GNL Québec: le ralliement du PLQ aux opposants isole la CAQ

QUÉBEC — Le ralliement du Parti libéral (PLQ) jeudi aux opposants au projet de terminal gazier GNL Québec à Saguenay «renforce l’isolement du gouvernement» caquiste sur cet enjeu. 

La Coalition avenir Québec (CAQ) est maintenant le seul parti à l’Assemblée nationale qui appuie ce chantier très controversé, tandis qu’ensemble, les trois partis d’opposition «ont une très grande légitimité», a plaidé le porte-parole du Parti québécois (PQ) en environnement, Sylvain Gaudreault.  

Le contexte a changé

En campagne électorale en 2018, le chef libéral et premier ministre sortant Philippe Couillard avait vanté les mérites de ce vaste chantier gazier estimé à 10 milliards $ sur les bords de la rivière Saguenay. 

Jeudi matin toutefois, la cheffe libérale Dominique Anglade a dit que le contexte avait changé et que ce projet ne permet pas d’accélérer le virage vert et la transition énergétique au Québec. 

«Les conditions ne sont pas réunies pour la réussite de ce projet, a-t-elle justifié en conférence de presse à l’Assemblée nationale. Le progrès économique ne doit pas seulement se confiner aux dimensions comptables et financières.» 

Elle dit comprendre l’appétit pour ce chantier au Saguenay, mais souligne qu’il n’a «pas reçu l’assentiment de la population», en rappelant que 91 % des 2500 mémoires déposés au Bureau d’audiences publiques sur l’environnement (BAPE) étaient contre.  

En outre, elle condamne le recours massif à une énergie propre, l’hydroélectricité, pour une énergie fossile non renouvelable, du gaz naturel liquéfié.  

Légitimité

Adversaire de la première heure de GNL Québec, le député péquiste de Jonquière, Sylvain Gaudreault, a salué le revirement du PLQ. 

Il a rappelé que les caquistes étaient peut-être majoritaires en Chambre, mais ils n’avaient pas obtenu la majorité des voix aux élections: la CAQ a raflé 37 % des suffrages, mais les trois autres partis ont recueilli ensemble 58 %.

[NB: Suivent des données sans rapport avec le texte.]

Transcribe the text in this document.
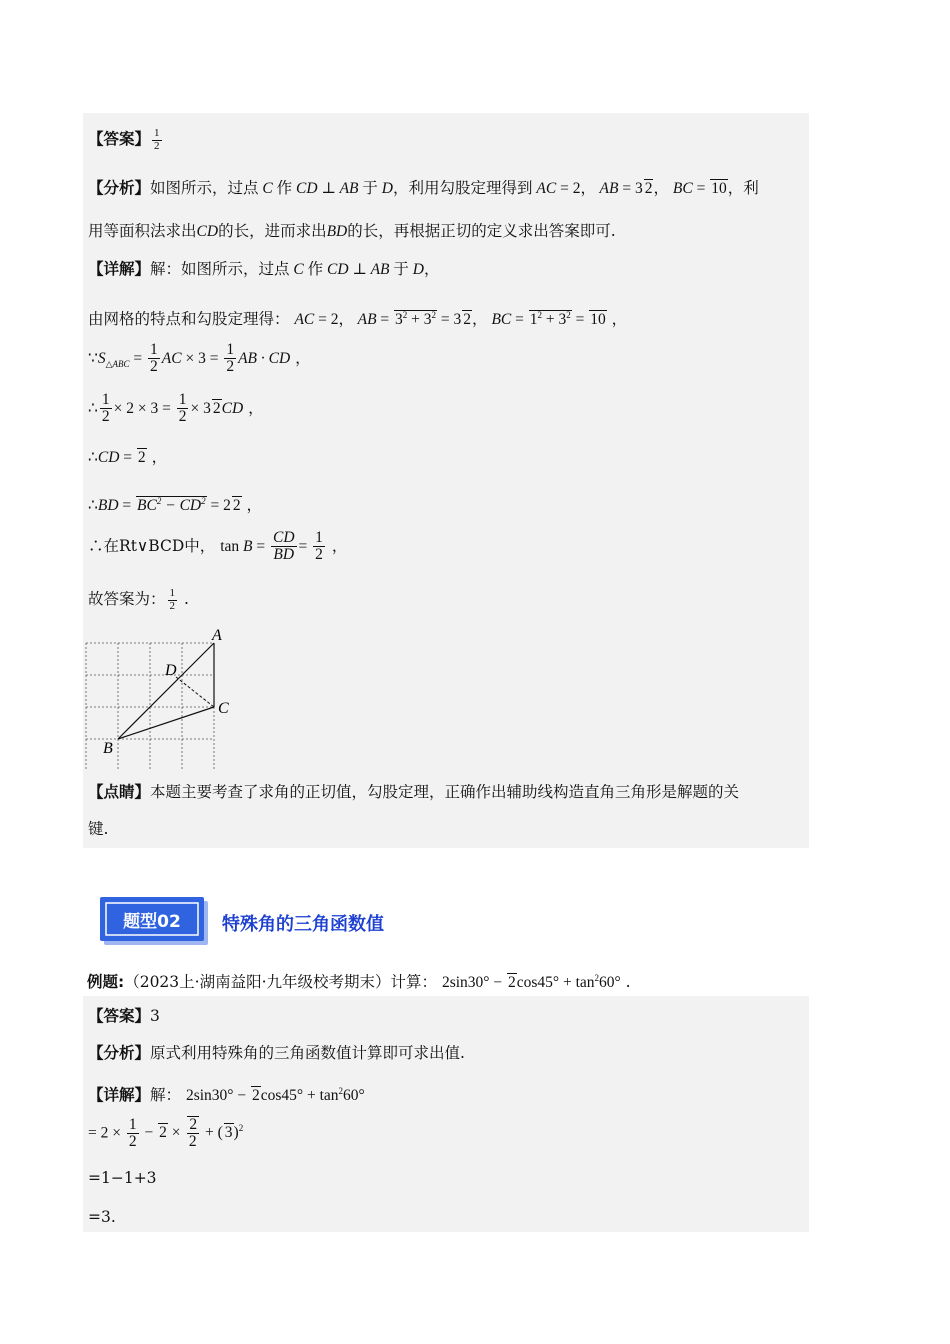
【答案】 $\frac{1}{2}$
【分析】如图所示，过点 C 作 CD ⊥ AB 于 D，利用勾股定理得到 AC = 2， AB = 3 2， BC = 10，利
用等面积法求出CD的长，进而求出BD的长，再根据正切的定义求出答案即可.
【详解】解：如图所示，过点 C 作 CD ⊥ AB 于 D，
由网格的特点和勾股定理得： AC = 2， AB = $3^2 + 3^2 = 3$ 2， BC = $1^2 + 3^2 = 10$ ，
$\because S_{\triangle ABC} = \frac{1}{2}$ AC × $3 = \frac{1}{2}$ AB · CD ，
∴ $\frac{1}{2} \times 2 \times 3 = \frac{1}{2} \times 3$ 2CD ，
∴CD = 2 ，
∴BD = $BC^2 - CD^2 = 2$ 2 ，
∴在Rt∨BCD中， $\tan B = \frac{CD}{BD} = \frac{1}{2}$ ，
故答案为： $\frac{1}{2}$ .
A
D
C
B
【点睛】本题主要考查了求角的正切值，勾股定理，正确作出辅助线构造直角三角形是解题的关
键.
题型02 特殊角的三角函数值
例题:（2023上·湖南益阳·九年级校考期末）计算： $2\sin 30^\circ - 2\cos 45^\circ + \tan^260^\circ$ .
【答案】3
【分析】原式利用特殊角的三角函数值计算即可求出值.
【详解】解： $2\sin 30^\circ - 2\cos 45^\circ + \tan^260^\circ$
= $2 \times \frac{1}{2} - 2 \times \frac{2}{2}$ + ( 3)$^2$
=1−1+3
=3.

«On a une légitimité très grande sur ce genre de question, a plaidé M. Gaudreault, en entrevue avec La Presse Canadienne. Ça devient de plus en plus difficile pour le gouvernement et ça envoie le signal qu’il n’y a pas d’acceptabilité sociale.» 

Parti dogmatique

Le gouvernement caquiste et le premier ministre François Legault ont toujours signifié leur appui au projet.

À la période de questions, Mme Anglade a demandé au premier ministre de reconnaître que le projet n’aura pas lieu et qu’il a lu le rapport du BAPE prévu pour être déposé au plus tard le 25 mars.    

«C’est important de créer des emplois payants au Saguenay-Lac-Saint-Jean, a répondu M. Legault en Chambre. (…) Le Parti libéral a déjà été le parti de l’économie. On a un parti qui est rendu dogmatique et qui prend position avant même l’analyse du BAPE.»

Il a reconnu que les promoteurs du projet avaient du mal à boucler le financement.

«Les écologistes se réjouissent

Dans un communiqué conjoint, les organismes écologistes Greenpeace, Nature Québec, Équiterre et Coalition Fjord ont demandé jeudi au gouvernement caquiste de larguer une fois pour toutes le projet.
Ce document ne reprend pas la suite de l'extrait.